16 May 2018

'Nobody wanted to know us' - Minginui locals

From Checkpoint, 5:44 pm on 16 May 2018

There's a mist that has draped itself heavily over the former forestry village of Minginui for the past 30 years.

The small Bay of Plenty community in the Whirinaki Conservation Park is about one and a half hours drive south-east of Rotorua.

And it has become the poster-child for small towns swept aside by the winds of socio-economic change.

When the local sawmill closed in the late 1980s the population fell and only 300 people live there now.

However, in March, Regional Economic Development Minister Shane Jones allocated almost $6 million to the Minginui plant nursery, owned by local iwi Ngāti Whare.

The funding is part of a $1 billion a year regional economic fund to reinvigorate economic growth in the regions.

The boost will help to grow almost one million trees every year at the nursery and is expected to create 90 jobs for the community.

Ngāti Whare Group chairman Bronco Carson said the funding allowed for the fast-tracking of the nursery's expansion.

"Our aspiration was bringing employment back to Minginui - setting up a platform for that creation of employment."

Ngati Whare Group chairman Bronco Carson.

Ngati Whare Group chairman Bronco Carson. Photo: RNZ / Dan Cook

Mr Carson said he was not concerned about moving people who had been without work for the last three decades back into the workforce.

"Contrary to commentary outside here our people are willing to work as you can see for yourself from those that are already here."

The person responsible for hiring will be Mere George - the general manager of Ngāti Whare Holdings.

"We've got a generation of people within the community who were part of the forestry service days so the skills have been able to be transferred," Ms George said.

"And we've got a new generation that are wanting to learn some of those skills."

Ms George said eight more employees had been hired since the funding announcement.

She said workers would have the opportunity to start on minimum wage and move into more senior and administrative positions.

It takes a couple of minutes to loop around the horse-shoe design of Minginui village.

The two lone reminders of a once bustling hub is the long abandoned local store with its mint green paint peeling off and the post office.

There's no gas station, local eatery, sports club or even a dairy.

Local kaumatua Wahiri Iraia said when forestry services closed, Minginui was left in a state of limbo.

"When the trees were depleted - the resource was depleted nobody wanted to know us."

He remembers the pride people had in their homes and a community that was able to look after each other.

"You could go into a home and people would say haere mai te kai - you know you'd get a kai - you can't do this today everyone's too pohara (poor)."

He's already starting to see the positive change the nursery is bringing - and believed in the direction the Ngāti Whare runanga was taking.

"When I look around at them as they work I see a different person.
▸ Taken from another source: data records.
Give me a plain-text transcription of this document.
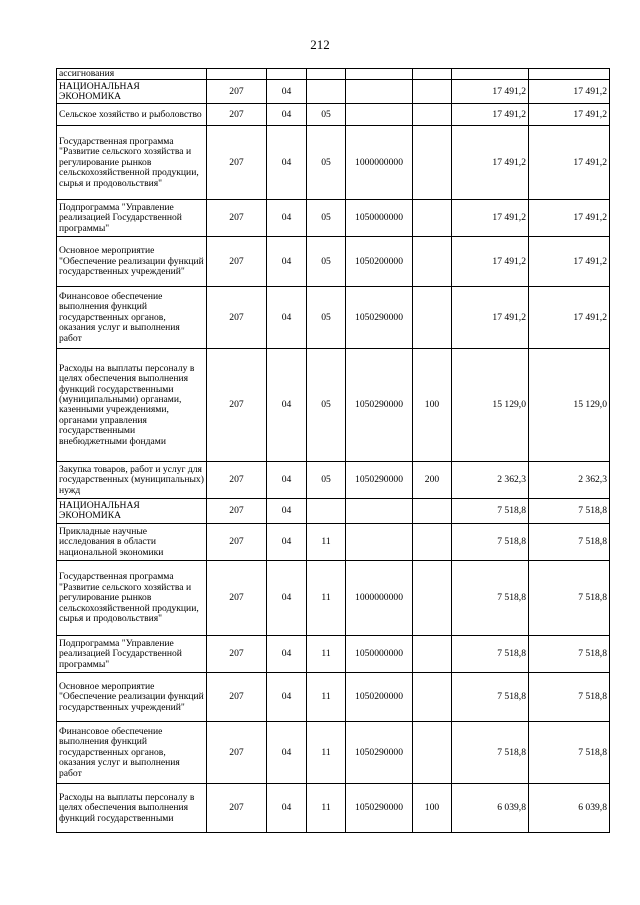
212
ассигнования							
НАЦИОНАЛЬНАЯ ЭКОНОМИКА	207	04				17 491,2	17 491,2
Сельское хозяйство и рыболовство	207	04	05			17 491,2	17 491,2
Государственная программа "Развитие сельского хозяйства и регулирование рынков сельскохозяйственной продукции, сырья и продовольствия"	207	04	05	1000000000		17 491,2	17 491,2
Подпрограмма "Управление реализацией Государственной программы"	207	04	05	1050000000		17 491,2	17 491,2
Основное мероприятие "Обеспечение реализации функций государственных учреждений"	207	04	05	1050200000		17 491,2	17 491,2
Финансовое обеспечение выполнения функций государственных органов, оказания услуг и выполнения работ	207	04	05	1050290000		17 491,2	17 491,2
Расходы на выплаты персоналу в целях обеспечения выполнения функций государственными (муниципальными) органами, казенными учреждениями, органами управления государственными внебюджетными фондами	207	04	05	1050290000	100	15 129,0	15 129,0
Закупка товаров, работ и услуг для государственных (муниципальных) нужд	207	04	05	1050290000	200	2 362,3	2 362,3
НАЦИОНАЛЬНАЯ ЭКОНОМИКА	207	04				7 518,8	7 518,8
Прикладные научные исследования в области национальной экономики	207	04	11			7 518,8	7 518,8
Государственная программа "Развитие сельского хозяйства и регулирование рынков сельскохозяйственной продукции, сырья и продовольствия"	207	04	11	1000000000		7 518,8	7 518,8
Подпрограмма "Управление реализацией Государственной программы"	207	04	11	1050000000		7 518,8	7 518,8
Основное мероприятие "Обеспечение реализации функций государственных учреждений"	207	04	11	1050200000		7 518,8	7 518,8
Финансовое обеспечение выполнения функций государственных органов, оказания услуг и выполнения работ	207	04	11	1050290000		7 518,8	7 518,8
Расходы на выплаты персоналу в целях обеспечения выполнения функций государственными	207	04	11	1050290000	100	6 039,8	6 039,8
Perhaps after all these years it wasn't a matter of not wanting to work but now that work is there I see a different person."
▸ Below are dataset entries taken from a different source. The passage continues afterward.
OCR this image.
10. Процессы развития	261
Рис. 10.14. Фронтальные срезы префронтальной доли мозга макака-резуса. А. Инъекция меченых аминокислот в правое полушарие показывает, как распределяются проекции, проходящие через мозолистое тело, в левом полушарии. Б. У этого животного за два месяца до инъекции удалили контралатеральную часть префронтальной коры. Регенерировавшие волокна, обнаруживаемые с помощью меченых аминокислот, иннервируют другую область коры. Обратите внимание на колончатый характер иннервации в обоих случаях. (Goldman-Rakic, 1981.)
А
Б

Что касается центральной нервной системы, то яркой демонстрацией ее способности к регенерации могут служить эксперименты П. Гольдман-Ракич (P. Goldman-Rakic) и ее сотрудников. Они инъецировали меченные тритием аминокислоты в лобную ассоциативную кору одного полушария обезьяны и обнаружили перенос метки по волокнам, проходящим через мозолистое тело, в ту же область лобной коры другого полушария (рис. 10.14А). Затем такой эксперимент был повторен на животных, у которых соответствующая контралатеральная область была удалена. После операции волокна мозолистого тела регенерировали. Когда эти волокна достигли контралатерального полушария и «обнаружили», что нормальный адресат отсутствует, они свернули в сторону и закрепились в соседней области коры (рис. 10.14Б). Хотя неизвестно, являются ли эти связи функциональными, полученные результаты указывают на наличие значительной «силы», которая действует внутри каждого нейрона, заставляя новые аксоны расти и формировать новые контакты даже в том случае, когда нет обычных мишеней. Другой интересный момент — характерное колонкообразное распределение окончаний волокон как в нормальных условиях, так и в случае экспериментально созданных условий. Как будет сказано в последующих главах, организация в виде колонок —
His cousin, Mereru Mason also has fond memories of what Minginui use to be like.

"Everything thing was really lovely to come into the village and see things all done up the lawns all done , gardens, and trees all cut it was a beautiful little village."

Mereru Mason.

Mereru Mason. Photo: RNZ / Dan Cook

Ms Mason is hoping the nursery can bring jobs and people back home - but she wonders what to.

"What are they going to come home to - those houses other there have to be fixed - if those houses were fixed I think everyone would come home."
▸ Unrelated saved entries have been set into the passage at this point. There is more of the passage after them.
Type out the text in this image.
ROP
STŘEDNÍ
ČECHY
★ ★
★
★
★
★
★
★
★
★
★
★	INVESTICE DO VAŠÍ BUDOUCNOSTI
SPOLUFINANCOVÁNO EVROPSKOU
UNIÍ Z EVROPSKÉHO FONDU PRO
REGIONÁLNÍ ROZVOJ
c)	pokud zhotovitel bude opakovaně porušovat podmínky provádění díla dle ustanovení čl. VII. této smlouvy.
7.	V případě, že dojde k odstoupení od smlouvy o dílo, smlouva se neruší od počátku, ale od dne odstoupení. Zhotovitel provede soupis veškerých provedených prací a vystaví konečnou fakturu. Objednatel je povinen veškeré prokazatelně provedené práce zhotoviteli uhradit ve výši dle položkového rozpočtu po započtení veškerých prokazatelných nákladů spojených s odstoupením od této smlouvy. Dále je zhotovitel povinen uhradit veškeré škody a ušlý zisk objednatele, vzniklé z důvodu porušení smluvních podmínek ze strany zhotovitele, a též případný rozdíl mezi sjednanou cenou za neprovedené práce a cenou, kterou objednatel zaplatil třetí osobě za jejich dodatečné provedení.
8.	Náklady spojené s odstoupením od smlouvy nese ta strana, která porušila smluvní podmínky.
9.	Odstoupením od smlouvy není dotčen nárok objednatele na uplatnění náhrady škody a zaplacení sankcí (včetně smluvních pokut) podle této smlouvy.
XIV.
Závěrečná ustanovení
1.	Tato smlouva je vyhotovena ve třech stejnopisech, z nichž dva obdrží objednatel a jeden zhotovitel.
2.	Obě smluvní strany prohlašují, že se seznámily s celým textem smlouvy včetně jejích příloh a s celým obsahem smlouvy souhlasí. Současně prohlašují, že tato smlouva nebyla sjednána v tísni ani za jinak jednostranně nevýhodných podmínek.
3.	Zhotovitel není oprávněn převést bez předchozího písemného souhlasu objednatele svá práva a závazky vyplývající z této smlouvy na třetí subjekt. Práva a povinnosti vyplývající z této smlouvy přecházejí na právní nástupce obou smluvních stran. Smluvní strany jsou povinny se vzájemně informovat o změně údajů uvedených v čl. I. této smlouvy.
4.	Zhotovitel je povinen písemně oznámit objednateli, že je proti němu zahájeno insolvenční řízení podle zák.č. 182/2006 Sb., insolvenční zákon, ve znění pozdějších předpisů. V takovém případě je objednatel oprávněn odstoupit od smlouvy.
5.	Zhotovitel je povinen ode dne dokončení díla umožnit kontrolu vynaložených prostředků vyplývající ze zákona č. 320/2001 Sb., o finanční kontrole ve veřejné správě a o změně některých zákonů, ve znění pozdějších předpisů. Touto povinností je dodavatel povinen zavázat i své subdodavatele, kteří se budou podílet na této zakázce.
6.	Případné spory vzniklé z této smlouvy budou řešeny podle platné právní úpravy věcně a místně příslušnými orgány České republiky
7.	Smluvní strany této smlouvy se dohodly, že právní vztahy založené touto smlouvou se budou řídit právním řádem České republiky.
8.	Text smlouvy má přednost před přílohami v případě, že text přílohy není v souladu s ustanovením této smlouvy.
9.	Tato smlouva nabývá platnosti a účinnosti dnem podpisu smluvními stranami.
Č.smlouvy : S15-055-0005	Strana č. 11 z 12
Te Kura Toitu o Te Whaiti-nui-a-Toi is the local school - which also acts as the hub for high speed broadband in Minginui.

The school's principal Josephine Gage said the community had heard its fair share of promises from government officials and ministers in the past.

She was cautious about the latest funding injection from the government and wondered about the long-term sustainability of returning to the forestry industry.

Te Kura Toitu o Te Whaiti-nui-a-Toi principal Josephine Gage.

Te Kura Toitu o Te Whaiti-nui-a-Toi principal Josephine Gage. Photo: RNZ / Dan Cook

"If we're gonna look at anything rather than forestry we should be looking for at food, agriculture - that seems to be where everything is going.

"The Chinese economy is gonna be looking for places to grow food soon and I don't think they're gonna eat trees."

Clayton Willoughby moved to Minginui from Porirua - to live with his partner's whānau. He said his new job at the nursery beat sitting on the couch.

"I've been sitting here for around six months to seven months with no job," he said.

"Then this pops up for everyone to get an opportunity to get a job - get their life on track and everything - it's been good."

Local Minginui resident Te Aue August is growing into her new role.

"I've been finding it very good - you know it's something new for us to learn about our ngāhere as well as the seeds and where our seeds come from."

The nursery will grow a million trees a year over the next three years - to contribute towards the government's plan to plant a billion trees in the next 10 years.